2 poemas de ANTONIO AÍLTON

ELEGIA
A Harold Bloom

Dez por cento
de inveja e mágoa
(bem abaixo do mercado
de formas afetivas)
Dez por cento
de rancor e vingança
(bem abaixo do mercado da superação)
Dez por cento de reciprocidade
da disputa
por formas linguageiras, territórios
(pouco abaixo do mercado de coca
e do tráfico de animais)
Dez por cento de roubo de água
da vida líquida do poço alheio
Dez por cento
daquela reescritura de ferro-velho
(bem abaixo
do ainda usual mercado de ready-made)
Dez por cento
de artefatos armados
(bem abaixo das pragmáticas
dos eufemismos políticos)
Dez por cento de fatos
eventualmente transfigurados
pelo pathos
Dez por cento de crença real
nas formas afetivas do gênero humano
Dez por cento de memória esvaída
e rumorejo de sentimentos
que perfazem no íntimo
o litígio do tempo
Todo o resto, essa pele morta
varrida para baixo
do silêncio
a ser disputada pelos vermes
enquanto se brinda, olho a olho
a soma dos produtos
eternos
que circulam entre os imortais

URNA FUNERÁRIA

os podres da história
estão à flor da terra

delicadeza
é plantar outro jarro
para milênios

guerreiro
menina
gatinho

toda flor que nasce
é suficiente

para re-
escrever
a memória
da beleza

ANTONIO AÍLTON é poeta e ensaísta participante do intenso meio cultural e literário do Maranhão, principalmente na cidade de São Luís.

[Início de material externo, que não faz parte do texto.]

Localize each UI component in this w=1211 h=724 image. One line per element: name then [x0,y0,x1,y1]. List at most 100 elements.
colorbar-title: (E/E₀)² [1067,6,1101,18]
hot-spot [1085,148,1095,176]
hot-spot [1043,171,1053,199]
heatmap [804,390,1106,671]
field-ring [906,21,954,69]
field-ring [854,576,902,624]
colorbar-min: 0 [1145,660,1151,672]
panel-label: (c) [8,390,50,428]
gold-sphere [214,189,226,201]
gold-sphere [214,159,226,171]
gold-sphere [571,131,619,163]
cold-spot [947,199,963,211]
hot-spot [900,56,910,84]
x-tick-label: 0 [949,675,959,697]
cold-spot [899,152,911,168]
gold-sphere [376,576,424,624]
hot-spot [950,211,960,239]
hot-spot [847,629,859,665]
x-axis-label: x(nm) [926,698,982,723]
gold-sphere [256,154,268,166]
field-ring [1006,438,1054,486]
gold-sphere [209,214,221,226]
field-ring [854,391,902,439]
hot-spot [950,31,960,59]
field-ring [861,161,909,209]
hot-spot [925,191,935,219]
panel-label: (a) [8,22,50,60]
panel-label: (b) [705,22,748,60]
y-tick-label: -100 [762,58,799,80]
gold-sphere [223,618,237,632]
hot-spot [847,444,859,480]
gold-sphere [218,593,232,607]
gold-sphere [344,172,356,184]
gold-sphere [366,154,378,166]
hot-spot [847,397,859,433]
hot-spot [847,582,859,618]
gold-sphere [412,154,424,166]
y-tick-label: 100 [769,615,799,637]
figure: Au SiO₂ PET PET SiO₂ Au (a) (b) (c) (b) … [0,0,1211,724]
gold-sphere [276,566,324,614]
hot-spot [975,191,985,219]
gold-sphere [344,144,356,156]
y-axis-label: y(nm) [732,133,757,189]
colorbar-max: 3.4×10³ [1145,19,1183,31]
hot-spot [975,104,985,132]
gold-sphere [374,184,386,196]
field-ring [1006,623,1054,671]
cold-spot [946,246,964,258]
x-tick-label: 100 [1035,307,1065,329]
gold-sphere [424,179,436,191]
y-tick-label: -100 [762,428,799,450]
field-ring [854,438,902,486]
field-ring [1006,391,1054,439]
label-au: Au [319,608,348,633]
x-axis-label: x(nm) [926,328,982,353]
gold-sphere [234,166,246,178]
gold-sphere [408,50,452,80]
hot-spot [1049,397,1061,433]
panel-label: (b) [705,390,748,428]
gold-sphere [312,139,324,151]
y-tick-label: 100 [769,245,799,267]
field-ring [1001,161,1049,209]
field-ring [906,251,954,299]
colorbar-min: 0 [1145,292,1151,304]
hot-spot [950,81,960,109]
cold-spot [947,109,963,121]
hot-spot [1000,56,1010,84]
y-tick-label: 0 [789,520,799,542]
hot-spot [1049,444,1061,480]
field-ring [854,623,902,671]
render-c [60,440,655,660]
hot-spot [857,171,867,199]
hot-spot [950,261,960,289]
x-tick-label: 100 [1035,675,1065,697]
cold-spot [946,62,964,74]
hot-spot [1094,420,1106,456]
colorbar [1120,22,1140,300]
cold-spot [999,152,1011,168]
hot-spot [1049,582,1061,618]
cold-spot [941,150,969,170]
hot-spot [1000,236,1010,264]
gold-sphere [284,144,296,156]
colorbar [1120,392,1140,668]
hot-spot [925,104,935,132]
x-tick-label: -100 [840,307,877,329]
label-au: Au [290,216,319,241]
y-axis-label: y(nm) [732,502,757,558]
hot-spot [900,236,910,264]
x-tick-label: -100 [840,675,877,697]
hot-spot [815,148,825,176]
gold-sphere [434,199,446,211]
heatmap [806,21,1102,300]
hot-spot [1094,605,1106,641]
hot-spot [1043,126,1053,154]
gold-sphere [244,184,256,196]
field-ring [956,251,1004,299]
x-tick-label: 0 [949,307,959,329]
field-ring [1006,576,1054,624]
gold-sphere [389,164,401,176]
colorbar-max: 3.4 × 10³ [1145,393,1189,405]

É também professor e pesquisador voltado para a crítica literária contemporânea. Livros mais recentes: A Camiseta de Atlas (EDUFMA/FAPEMA, 2003), MÉNAGE – Antologia Trilíngue de Poesia (Helvetia, 2020 – em parceria com o poeta Sebastião Ribeiro), CERZIR – Livro dos 50 (Penalux, 2019), MARTELO & FLOR: horizontes da forma e da experiência na poesia brasileira contemporânea (Tese, EDUFMA, 2018). Em suas atividades culturais, criou recentemente o site/portal SACADA LITERÁRIA, e é membro da Academia Ludovicense de Letras.